I was so worried I would not use my new free time wisely–knowing how I can be–I rather obsessively logged all of my time for the first 2 weeks on the new schedule. I had been thinking of doing something like that since reading about it on Raptitude, a great blog with the tag line Getting better at being human written by a wise and slightly obsessive (in a good way I can relate to) young Canadian fellow named David.
Two weeks was a bit much. One week would have been plenty. But the insights I gleaned were so valuable! The best finding of the experiment was something I noticed almost right away: the simple act of logging my time made me stop and think about what to do next every time I finished doing something. Rather than just wander aimlessly through my day, I would consciously decide what to do with a purpose. That felt great!
That was a more valuable insight than knowing how much time I spend on every little thing I do…though the obsessive in me loved calculating that, too: 5 hours and 2 minutes riding my bike in a week (I only did the calculations for week #1), 56 and a half hours sleeping, 54 minutes to do 2 loads of laundry from start to finish (not counting the time I did other things while it was washing and drying).
Which brings me to multitasking, which we should all know by now is a load of crap. The only times multitasking works are when one of the tasks is completely mindless or involves waiting. So, I meditate while I wait for the pasta water to boil; write in my journal while my mud mask dries.

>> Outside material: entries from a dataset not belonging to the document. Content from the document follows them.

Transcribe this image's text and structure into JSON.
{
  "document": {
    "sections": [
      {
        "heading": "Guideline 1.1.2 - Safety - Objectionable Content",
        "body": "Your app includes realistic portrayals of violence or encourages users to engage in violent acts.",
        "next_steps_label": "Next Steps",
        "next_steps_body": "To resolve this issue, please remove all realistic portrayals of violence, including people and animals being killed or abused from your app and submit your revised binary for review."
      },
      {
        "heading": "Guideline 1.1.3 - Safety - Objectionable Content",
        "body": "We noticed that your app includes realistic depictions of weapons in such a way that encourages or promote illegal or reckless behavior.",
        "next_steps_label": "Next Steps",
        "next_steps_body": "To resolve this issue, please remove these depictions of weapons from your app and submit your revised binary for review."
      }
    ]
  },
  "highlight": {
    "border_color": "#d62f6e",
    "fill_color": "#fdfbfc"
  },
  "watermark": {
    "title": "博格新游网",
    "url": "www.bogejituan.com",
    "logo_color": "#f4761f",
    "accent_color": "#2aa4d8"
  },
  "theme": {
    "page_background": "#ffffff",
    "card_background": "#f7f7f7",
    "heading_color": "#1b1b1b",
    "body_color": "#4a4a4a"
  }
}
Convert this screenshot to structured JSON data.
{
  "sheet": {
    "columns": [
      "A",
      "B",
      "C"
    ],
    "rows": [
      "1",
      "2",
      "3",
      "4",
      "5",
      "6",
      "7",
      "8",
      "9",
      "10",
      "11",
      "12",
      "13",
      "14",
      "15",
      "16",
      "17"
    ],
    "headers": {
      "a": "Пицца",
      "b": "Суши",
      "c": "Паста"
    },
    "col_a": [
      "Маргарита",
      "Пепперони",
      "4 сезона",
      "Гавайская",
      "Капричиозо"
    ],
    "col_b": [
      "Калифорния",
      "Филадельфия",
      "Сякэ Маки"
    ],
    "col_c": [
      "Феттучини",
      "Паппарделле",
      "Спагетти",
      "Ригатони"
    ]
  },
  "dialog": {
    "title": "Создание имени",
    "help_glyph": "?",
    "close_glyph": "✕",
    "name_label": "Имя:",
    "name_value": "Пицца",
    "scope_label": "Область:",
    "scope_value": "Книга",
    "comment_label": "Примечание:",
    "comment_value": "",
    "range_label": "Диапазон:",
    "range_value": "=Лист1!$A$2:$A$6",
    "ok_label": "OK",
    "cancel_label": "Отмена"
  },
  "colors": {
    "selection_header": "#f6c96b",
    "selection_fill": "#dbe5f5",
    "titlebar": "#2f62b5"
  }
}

I try to do things while I brush my teeth, but always have to stop brushing when the other thing gets even the slightest bit complicated, like moving the clean silverware from the drying rack to the drawer. I guess toothbrushing is not quite entirely mindless for me. You’d think it would be by now, but it is not.
But all of this focus on using my time wisely doesn’t mean every minute has to be jam-packed and goal-oriented. Remembering the lesson of lazy-busyness, I actually think it would be a good exercise in mindfulness to learn to do nothing else while brushing my teeth. Check in with me on that in a few weeks, will you?